20218_Clemente_Figure4B.jpg, mai 2021

L'arrivée de cette composante CHG chez les individus du Bronze Ancien de la région Égéenne n'est pas accompagnée d'une composante EHG. Ainsi la composante CHG n'arrive pas dans la région par l'intermédiaire des populations des Steppes contrairement aux autres populations Européennes, notamment aux populations des Balkans.

Les deux individus du Bronze Moyen de la région Égéenne du site de Logkas Elati sont très différents. Ils se regroupent à part des individus du Bronze Ancien de la même région dans la PCA ci-dessus, proche de la population Grecque actuelle. Dans l'analyse avec le logiciel ADMIXTURE, ils possèdent plus de composante jaune EHG (entre 26 et 34%) que leurs prédécesseurs (2 à 6%). Ces individus possèdent environ 58% de leur ascendance issue de la population néolithique de la région Égéenne. Le reste est un mélange EHG/CHG dans des proportions qui sont compatibles avec un flux de gènes en provenance des Steppes. Ainsi ces deux individus de Logkas Elati peuvent être modélisés comme issus d'un mélange génétique entre une population Néolithique (53%) et une population des Steppes du Bronze Ancien/Moyen (EMBA) (47%) ou une population Néolithique (38%) et une population des Steppes du Bronze Moyen/Final (MLBA) (62%) consistant avec une très forte contribution des Steppes. Ce flux de gènes en provenance des Steppes est daté autour de 2300 av. JC. Comme ce flux de gènes est absent de Sardaigne ou de Crête il semble que cette population n'a pas traversé la mer.

La comparaison des autosomes et des chromosomes X montre que le flux de gènes en provenance du Caucase/Iran au Néolithique n'est pas biaisé sexuellement. A l'inverse un des individus de Logkas Elati ne possède pas d’ascendance des Steppes sur son chromosome X alors qu'il possède entre 25 et 52% d'ascendance des steppes sur ses autosomes suggérant que le flux de gènes issu des steppes est beaucoup plus masculin que féminin, en accord avec les publications précédentes ailleurs en Europe.

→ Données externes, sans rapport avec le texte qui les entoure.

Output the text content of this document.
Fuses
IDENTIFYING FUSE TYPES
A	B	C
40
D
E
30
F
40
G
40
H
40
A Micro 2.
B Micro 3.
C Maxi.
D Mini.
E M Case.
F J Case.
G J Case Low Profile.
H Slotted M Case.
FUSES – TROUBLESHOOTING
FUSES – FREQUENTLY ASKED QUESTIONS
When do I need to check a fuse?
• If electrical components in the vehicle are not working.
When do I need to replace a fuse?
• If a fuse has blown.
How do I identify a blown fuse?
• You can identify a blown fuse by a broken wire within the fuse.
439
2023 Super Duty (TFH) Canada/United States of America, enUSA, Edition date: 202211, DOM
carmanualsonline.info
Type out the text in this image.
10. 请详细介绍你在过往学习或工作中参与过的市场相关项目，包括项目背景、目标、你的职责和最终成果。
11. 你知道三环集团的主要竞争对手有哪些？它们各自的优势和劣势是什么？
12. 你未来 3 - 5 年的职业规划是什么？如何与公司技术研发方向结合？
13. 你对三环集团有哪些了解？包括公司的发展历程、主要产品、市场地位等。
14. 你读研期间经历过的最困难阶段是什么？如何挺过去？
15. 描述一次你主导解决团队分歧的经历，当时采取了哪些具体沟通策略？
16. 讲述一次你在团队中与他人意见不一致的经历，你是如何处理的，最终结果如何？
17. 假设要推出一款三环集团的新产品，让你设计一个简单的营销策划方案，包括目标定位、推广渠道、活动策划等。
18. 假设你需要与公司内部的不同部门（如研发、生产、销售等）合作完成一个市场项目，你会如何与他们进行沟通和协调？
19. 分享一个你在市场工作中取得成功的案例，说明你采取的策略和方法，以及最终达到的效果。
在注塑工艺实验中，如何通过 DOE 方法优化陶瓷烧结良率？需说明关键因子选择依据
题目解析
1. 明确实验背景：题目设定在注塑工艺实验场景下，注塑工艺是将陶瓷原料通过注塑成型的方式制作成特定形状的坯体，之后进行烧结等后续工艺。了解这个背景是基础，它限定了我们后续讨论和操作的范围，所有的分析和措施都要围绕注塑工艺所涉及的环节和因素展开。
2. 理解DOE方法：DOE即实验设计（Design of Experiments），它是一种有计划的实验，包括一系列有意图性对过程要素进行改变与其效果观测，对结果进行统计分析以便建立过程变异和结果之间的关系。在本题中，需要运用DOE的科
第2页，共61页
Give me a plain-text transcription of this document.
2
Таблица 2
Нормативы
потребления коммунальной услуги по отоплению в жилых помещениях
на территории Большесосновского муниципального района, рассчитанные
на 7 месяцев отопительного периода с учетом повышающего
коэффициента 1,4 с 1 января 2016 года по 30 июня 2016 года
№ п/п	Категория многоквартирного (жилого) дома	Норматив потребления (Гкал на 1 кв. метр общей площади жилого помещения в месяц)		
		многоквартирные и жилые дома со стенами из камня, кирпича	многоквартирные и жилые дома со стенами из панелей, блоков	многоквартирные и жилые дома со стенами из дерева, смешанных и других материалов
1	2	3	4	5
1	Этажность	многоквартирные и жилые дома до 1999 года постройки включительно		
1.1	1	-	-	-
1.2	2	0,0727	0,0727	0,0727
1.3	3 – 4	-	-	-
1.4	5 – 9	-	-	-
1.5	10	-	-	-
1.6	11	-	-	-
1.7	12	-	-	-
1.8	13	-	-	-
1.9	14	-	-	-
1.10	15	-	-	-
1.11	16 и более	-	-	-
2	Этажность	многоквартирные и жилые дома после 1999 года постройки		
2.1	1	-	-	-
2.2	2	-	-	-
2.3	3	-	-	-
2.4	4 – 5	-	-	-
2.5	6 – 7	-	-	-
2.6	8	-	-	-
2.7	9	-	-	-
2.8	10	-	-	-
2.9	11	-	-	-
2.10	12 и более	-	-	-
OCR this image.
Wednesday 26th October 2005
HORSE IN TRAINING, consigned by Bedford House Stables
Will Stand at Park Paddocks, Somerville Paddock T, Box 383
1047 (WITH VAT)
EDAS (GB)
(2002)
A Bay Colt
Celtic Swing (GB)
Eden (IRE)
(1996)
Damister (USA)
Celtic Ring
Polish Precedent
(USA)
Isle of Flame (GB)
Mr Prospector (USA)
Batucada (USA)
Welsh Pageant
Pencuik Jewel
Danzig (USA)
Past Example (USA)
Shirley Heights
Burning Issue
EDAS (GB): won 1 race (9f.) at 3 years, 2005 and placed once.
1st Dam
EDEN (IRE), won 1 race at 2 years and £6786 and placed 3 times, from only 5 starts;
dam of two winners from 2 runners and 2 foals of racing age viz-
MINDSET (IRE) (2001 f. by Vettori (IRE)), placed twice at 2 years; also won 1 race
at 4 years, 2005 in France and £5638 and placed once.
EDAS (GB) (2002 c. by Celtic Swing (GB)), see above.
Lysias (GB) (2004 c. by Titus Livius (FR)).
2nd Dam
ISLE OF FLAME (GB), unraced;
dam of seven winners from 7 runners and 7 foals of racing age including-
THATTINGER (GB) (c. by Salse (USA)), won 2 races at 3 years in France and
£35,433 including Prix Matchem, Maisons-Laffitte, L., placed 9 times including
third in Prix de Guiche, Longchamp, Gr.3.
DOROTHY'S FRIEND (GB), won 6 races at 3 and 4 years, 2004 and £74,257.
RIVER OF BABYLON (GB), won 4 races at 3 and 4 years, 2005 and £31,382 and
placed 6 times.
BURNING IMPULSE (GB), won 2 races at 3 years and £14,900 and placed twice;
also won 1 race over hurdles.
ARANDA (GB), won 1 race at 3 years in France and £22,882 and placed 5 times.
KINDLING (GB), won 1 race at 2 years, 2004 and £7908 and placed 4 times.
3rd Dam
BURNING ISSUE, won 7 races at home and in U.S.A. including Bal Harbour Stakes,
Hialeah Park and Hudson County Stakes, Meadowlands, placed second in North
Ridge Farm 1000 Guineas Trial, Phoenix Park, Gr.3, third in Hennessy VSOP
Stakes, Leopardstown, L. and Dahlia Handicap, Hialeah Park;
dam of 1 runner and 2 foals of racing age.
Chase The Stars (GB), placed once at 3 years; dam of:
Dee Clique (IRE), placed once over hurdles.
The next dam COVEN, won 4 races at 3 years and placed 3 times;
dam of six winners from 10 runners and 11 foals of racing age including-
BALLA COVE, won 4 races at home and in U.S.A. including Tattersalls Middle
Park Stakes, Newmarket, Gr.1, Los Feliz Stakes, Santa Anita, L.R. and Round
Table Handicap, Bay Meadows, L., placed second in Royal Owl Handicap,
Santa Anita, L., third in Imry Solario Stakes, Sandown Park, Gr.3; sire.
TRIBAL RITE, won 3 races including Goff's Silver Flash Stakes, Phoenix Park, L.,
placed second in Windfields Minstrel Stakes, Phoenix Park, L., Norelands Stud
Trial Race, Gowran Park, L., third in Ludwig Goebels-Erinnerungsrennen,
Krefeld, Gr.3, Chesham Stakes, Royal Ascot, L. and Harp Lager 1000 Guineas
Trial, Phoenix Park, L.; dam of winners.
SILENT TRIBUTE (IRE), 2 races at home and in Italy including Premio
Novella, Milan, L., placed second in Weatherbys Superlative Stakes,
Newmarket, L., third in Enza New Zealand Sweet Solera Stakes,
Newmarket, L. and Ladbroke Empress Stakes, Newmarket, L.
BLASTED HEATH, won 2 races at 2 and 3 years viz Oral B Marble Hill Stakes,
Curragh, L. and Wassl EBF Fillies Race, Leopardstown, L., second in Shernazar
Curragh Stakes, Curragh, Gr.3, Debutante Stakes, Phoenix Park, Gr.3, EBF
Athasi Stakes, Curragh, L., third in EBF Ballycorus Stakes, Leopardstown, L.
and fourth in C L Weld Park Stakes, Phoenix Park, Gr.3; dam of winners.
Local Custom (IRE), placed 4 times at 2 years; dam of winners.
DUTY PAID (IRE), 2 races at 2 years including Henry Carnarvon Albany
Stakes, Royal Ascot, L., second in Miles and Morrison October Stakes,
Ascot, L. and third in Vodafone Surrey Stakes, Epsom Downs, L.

Les Mycéniens analysés dans une étude précédente sont encore différents. En plus des scénarios proposés dans l'étude préxcédente, les Mycéniens peuvent également être modélisé comme issu d'un mélange génétique entre une population proche des anciens individus de Logkas Elati et une population Égéenne de l'Âge du Bronze Ancien.

Enfin les anciens individus de cette étude présente des yeux marrons, des cheveux bruns et une peau sombre. Ils sont intolérants au lactose.